Onze bevindingen, genomen in de context van eerdere studies, suggereren dat ouderen met hogere adipositas een verhoogd risico hebben op hersenatrofie en bijgevolg op dementie. Zelfs onze oudere proefpersonen, die erg gezond waren en waarvan werd bevestigd dat ze cognitief stabiel waren gedurende minstens 5 jaren na het scannen van de basislijn, werden getroffen door hersenatrofie geassocieerd met obesitas. Onze resultaten suggereren dat individuen een grotere mate van hersenatrofie kunnen hebben door obesitas of door factoren die obesitas bevorderen en dat deze atrofie op hun beurt de predispositie voor toekomstige cognitieve stoornissen en dementie kan veroorzaken. De implicaties van deze cyclus omvatten: (i) geamplificeerde morbiditeit / mortaliteit bij ouderen; (ii) hogere kosten voor gezondheidszorg als gevolg van aan obesitas gerelateerde dementie; en (iii) emotionele en andere niet-financiële lasten voor zorgverleners en zorgaanbieders. Obesitas associaties met hersenatrofie en het risico op dementie vormen daarom een ​​potentiële uitdaging voor de volksgezondheid.

In deze studie werden neuroimaging-methoden gebruikt om de effecten van een hogere BMI, insuline en DM2 te onderzoeken in een oudere gemeenschapscohort die vijf jaar na de scan cognitief normaal bleef. Het is daarom waarschijnlijker dat dergelijke resultaten de veranderingen in de hersenen van de algemene oudere bevolking weergeven, omdat ze de verwijzingsvooroordelen van studies die onderwerpen uit gespecialiseerde klinieken trekken, vermijden. Tensor-Based Morphometry (TBM) biedt een hoge resolutie mapping van anatomische verschillen, biedt een uitstekende gevoeligheid voor systematische structurele verschillen in de hersenen, en mist de selectiebias van ROI tracings die slechts een deel van de hersenen onderzoeken. We gebruikten TBM vanwege de effectiviteit in het analyseren van volumetrische groepsverschillen in de hele hersenen. In andere typen op voxel gebaseerde studies, zoals op voxel gebaseerde morfometrie [Ashburner en Friston, 2000], komt soms de vraag op of de bevindingen te wijten zijn aan onvolmaakte registratie. Deze vraag doet zich voor, omdat in VBM de afgevlakte kaarten van geclassificeerde grijze materie automatisch over onderwerpen worden uitgelijnd en afgevlakt, en vervolgens statistische conclusies worden getrokken met betrekking tot groepsverschillen, door voxel-per-voxel aftrekking van de groepsgemiddelde beelden.
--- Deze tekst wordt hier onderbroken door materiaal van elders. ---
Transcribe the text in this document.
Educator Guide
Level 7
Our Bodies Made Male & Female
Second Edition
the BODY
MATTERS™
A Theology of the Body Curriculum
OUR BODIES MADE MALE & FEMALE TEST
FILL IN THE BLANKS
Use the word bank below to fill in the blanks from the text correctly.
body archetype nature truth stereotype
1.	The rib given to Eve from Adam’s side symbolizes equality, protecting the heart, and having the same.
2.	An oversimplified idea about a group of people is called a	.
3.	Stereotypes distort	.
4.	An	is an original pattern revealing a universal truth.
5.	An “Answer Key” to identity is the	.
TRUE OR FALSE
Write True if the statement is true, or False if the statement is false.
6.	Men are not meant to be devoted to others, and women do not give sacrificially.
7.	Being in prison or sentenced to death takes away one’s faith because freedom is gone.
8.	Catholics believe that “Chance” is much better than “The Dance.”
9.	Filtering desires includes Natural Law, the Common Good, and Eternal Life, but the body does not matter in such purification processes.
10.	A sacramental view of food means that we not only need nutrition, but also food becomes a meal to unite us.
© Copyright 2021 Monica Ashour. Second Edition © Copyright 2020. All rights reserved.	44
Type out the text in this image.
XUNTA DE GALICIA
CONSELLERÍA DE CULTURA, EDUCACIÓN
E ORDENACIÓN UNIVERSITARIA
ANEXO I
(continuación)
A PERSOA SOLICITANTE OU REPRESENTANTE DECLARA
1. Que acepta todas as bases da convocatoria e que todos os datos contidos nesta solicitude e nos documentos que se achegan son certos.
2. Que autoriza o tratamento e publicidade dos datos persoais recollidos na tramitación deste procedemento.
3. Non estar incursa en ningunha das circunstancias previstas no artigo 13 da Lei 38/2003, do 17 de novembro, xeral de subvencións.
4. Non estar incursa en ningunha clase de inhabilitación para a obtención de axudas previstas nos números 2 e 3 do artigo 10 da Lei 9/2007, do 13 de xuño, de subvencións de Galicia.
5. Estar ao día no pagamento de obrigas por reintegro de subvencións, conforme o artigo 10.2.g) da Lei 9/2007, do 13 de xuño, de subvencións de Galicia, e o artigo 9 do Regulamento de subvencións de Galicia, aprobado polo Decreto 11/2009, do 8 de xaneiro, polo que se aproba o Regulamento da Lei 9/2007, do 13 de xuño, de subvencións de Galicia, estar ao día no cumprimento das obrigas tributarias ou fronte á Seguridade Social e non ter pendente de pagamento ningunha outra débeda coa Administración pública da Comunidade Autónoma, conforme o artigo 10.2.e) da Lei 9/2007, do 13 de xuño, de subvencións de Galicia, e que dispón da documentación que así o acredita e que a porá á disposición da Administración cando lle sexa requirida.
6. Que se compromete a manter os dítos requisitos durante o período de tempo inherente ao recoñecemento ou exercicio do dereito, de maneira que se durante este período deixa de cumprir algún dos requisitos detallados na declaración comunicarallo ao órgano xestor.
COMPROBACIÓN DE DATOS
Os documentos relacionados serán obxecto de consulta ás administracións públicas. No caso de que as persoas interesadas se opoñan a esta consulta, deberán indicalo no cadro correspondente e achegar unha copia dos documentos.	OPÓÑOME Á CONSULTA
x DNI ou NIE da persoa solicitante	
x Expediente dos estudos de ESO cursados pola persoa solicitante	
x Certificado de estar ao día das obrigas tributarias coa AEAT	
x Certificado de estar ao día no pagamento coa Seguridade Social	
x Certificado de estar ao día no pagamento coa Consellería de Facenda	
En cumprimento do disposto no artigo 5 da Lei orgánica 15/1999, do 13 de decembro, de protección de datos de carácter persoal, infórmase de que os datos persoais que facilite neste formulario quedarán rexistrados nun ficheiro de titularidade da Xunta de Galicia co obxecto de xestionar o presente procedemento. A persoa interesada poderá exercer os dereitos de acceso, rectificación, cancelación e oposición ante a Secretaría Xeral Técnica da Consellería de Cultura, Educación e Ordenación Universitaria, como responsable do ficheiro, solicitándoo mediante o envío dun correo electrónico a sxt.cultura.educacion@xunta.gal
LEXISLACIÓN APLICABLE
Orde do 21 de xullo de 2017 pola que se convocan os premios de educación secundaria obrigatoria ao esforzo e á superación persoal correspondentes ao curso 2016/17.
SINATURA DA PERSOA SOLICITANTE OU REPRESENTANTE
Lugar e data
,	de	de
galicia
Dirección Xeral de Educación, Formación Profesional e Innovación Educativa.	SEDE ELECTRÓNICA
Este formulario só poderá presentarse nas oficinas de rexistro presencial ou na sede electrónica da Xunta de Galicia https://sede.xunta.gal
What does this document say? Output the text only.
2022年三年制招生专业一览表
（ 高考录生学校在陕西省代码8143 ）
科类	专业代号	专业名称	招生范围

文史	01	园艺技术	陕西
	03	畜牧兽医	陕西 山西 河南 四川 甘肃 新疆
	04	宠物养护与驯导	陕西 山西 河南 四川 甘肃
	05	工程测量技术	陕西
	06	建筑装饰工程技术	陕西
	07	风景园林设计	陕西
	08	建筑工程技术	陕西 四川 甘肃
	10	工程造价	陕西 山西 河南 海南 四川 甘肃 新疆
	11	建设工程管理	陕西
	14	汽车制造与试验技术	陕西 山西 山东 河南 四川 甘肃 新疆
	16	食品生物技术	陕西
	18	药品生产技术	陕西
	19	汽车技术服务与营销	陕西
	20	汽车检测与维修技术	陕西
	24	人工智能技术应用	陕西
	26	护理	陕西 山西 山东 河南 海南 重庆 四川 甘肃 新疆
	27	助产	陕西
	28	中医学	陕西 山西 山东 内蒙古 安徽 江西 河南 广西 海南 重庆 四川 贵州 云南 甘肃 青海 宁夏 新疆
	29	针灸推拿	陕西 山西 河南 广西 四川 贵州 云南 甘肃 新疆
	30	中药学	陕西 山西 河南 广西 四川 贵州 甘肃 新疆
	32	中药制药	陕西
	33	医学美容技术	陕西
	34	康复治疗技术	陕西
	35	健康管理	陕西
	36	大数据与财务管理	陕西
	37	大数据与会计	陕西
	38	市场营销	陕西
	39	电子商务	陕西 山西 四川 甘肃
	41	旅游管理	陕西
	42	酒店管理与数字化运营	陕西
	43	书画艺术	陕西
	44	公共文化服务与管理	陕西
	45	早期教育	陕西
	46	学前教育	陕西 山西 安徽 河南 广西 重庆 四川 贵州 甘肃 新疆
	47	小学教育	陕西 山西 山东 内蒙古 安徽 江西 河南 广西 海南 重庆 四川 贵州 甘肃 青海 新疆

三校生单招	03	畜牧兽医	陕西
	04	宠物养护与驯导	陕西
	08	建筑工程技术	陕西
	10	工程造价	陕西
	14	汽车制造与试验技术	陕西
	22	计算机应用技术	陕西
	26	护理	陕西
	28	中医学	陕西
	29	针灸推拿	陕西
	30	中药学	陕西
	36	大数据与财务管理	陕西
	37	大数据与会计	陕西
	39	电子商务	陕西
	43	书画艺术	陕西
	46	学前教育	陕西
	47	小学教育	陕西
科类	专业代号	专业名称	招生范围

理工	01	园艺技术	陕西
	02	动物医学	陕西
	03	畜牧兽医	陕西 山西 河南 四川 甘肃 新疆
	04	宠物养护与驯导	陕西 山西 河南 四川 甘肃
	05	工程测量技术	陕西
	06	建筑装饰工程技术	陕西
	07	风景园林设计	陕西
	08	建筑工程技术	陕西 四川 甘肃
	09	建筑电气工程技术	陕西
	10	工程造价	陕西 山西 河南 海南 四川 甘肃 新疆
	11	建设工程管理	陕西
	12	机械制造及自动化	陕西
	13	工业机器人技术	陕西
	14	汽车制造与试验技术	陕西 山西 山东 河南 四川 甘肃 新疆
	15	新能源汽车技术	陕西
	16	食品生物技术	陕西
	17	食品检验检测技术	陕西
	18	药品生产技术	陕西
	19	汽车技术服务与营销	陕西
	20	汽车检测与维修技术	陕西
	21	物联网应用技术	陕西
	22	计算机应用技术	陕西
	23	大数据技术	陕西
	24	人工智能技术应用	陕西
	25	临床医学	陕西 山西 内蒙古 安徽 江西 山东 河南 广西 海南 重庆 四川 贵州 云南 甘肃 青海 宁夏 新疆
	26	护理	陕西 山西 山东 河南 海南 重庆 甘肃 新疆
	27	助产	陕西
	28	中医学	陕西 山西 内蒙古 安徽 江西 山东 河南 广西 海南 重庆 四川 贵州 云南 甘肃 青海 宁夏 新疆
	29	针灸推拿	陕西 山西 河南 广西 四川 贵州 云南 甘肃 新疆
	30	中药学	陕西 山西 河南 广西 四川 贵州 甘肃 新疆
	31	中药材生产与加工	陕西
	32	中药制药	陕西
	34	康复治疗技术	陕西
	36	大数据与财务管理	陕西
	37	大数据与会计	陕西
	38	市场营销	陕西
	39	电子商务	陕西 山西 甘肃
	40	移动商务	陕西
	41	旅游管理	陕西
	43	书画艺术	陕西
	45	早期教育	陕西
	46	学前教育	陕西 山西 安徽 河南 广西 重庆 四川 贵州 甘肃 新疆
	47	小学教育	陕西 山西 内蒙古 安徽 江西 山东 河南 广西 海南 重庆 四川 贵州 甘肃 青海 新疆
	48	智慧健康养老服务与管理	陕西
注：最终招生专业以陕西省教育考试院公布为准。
Als zodanig is het mogelijk dat een verschil dat op een willekeurige locatie wordt gedetecteerd, te wijten is aan onvolmaakte registratie [Thacker et al., 2004].

In TBM zijn de geanalyseerde signalen echter alleen gebaseerd op de registraties van de afbeeldingen en niet op de uitgelijnde grijsstofclassificaties, dus het is niet vereist dat de grijze materie perfect wordt geregistreerd over onderwerpen, aangezien de grijze materiedichtheid niet bij elke stereotactische analyse wordt geanalyseerd plaats. Als zodanig zijn fout-positieve bevindingen als gevolg van systematische groepsverschillen in registratiefouten minder waarschijnlijk. Toch kunnen er vals-negatieve bevindingen zijn, omdat het vermogen om morfometrische verschillen te detecteren, afhangt van de schaal waarop anatomische gegevens kunnen worden vergeleken met het krommingsalgoritme. Morfometrische verschillen op de fijnere schaal (bijv. In de hippocampus of corticale dikte) kunnen beter worden gedetecteerd met behulp van andere methoden die deze structuren expliciet modelleren. We gaven echter de voorkeur aan het gebruik van TBM boven corticale patroonvergelijking omdat TBM in staat is om grotere aantallen onderwerpen in snellere tijden te verwerken en minder rekengeheugen vereist [Xue et al., 2008]. TBM is daarom minder kwetsbaar voor registratiebias dan VBM en efficiënter voor het analyseren van grotere aantallen onderwerpen dan corticale oppervlaktemodellering en corticale patroonvergelijking.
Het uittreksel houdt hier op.